Attablé à coté d’eux, un personnage les regardait avec un grand sourire et semblait se délecter de leur présence. Pierre fronça les sourcils et lui dit, à voix basse :
- Vous préféreriez qu’ils fassent des moutons ? Qui êtes-vous et en quoi nos différends familiaux vous amusent t-ils ?
- Excusez moi. C’est vrai que vous ne me connaissez pas. Par contre, je connais bien votre père et je ne peux m’empêcher de reconnaître ses qualités à travers les vôtres. Bel héritage qu’il vous a légué…
- Celui que vous désignez comme notre père est mort. Vous devez rêver, ou plutôt faire des cauchemars si ce dégénéré hante vos nuits. Consultez donc un médecin, il remettra de l’ordre dans votre tête.
- Nous parlons bien de Monsignori «  je ne sais pas qui » N’est ce pas ? Sa promotion soudaine lui a permis de traîner dans les couloirs dorés du Vatican où il a pu continuer à être lui-même dans toute la splendeur de sa perversité. Je l’adore ! Quel bon client. Savez-vous qu’il brûle d’amour pour vous et qu’il a hâte de réunir ses enfants dans la chaleur d’un doux foyer ?
- Qu’il trouve la chaleur d’un foyer en enfer ! C’est tout ce qu’il mérite, dit Madeleine avec véhémence.
- En enfer ! Voilà le mot juste. En enfer ! On y brûle sans faire de cendres. On y crie son désespoir en étant muet. On voit pleurer les autres sans les entendre. Le temps de la punition passe mais revient sans arrêt au point de départ. Ah l’enfer ! Ça pourrait être le paradis... Mais ça ne l’est pas !
Pierre commençait à trouver le temps long :
- Ou voulez vous en venir ? Et répondez à ma question. Qui êtes vous ?
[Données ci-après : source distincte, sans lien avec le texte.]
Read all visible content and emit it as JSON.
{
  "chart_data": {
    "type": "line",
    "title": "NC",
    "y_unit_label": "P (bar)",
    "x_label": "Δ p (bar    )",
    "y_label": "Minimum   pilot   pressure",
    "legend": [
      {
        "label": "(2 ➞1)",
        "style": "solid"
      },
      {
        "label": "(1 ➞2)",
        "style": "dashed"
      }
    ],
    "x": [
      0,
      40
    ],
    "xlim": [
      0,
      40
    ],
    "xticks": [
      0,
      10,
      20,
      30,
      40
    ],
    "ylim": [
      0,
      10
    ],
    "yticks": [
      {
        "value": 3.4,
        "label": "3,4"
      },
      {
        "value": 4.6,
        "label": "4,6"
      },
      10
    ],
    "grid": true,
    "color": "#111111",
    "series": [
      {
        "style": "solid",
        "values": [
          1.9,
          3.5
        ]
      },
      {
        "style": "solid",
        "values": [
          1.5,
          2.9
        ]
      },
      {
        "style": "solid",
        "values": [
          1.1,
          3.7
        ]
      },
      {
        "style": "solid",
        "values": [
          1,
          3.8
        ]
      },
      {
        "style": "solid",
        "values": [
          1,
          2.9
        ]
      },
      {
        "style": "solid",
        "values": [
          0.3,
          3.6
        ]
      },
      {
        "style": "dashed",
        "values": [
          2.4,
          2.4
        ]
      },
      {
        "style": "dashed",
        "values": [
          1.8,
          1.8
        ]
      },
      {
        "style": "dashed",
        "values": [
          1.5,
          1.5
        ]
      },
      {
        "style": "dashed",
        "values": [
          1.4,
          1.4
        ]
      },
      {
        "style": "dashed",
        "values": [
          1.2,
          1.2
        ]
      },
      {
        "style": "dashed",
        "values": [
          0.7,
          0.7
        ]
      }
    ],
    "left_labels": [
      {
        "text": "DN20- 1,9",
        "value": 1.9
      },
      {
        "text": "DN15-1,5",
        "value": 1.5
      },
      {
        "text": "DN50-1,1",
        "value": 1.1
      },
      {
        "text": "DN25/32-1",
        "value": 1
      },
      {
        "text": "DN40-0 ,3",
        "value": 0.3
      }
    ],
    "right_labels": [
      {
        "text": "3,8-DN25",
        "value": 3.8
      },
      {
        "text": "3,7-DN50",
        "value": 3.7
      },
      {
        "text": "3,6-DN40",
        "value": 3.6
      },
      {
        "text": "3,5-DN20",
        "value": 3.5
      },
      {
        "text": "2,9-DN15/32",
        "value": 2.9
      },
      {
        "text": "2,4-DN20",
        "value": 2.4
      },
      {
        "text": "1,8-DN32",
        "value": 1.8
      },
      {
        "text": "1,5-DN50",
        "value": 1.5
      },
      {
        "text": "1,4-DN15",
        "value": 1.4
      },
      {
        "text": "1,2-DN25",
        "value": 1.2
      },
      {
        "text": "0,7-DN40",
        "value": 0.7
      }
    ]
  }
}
- Je suis le serviteur de mon maître. Une sorte de chef d’atelier. C’est le premier et dernier avertissement que vous recevrez . Ensuite si vous ne saisissez pas la main tendue, vous serez à mes ordres, pour l’éternité. Votre passage sur terre est déjà bien entamé, j’ai le regret de vous dire que votre prochain voyage sera celui que vous aurez choisi. Vous devriez bien réfléchir au peu de temps qu’il vous reste pour envisager votre futur. Regardez le ciel, les nuages s’amoncellent au dessus de vous et ils ne sont pas blancs.
Pierre et sa sœur levèrent les yeux instinctivement. Quand ils les rabaissèrent ils étaient seuls. Foutaises ! Madeleine n’y croyait pas. Pierre... ???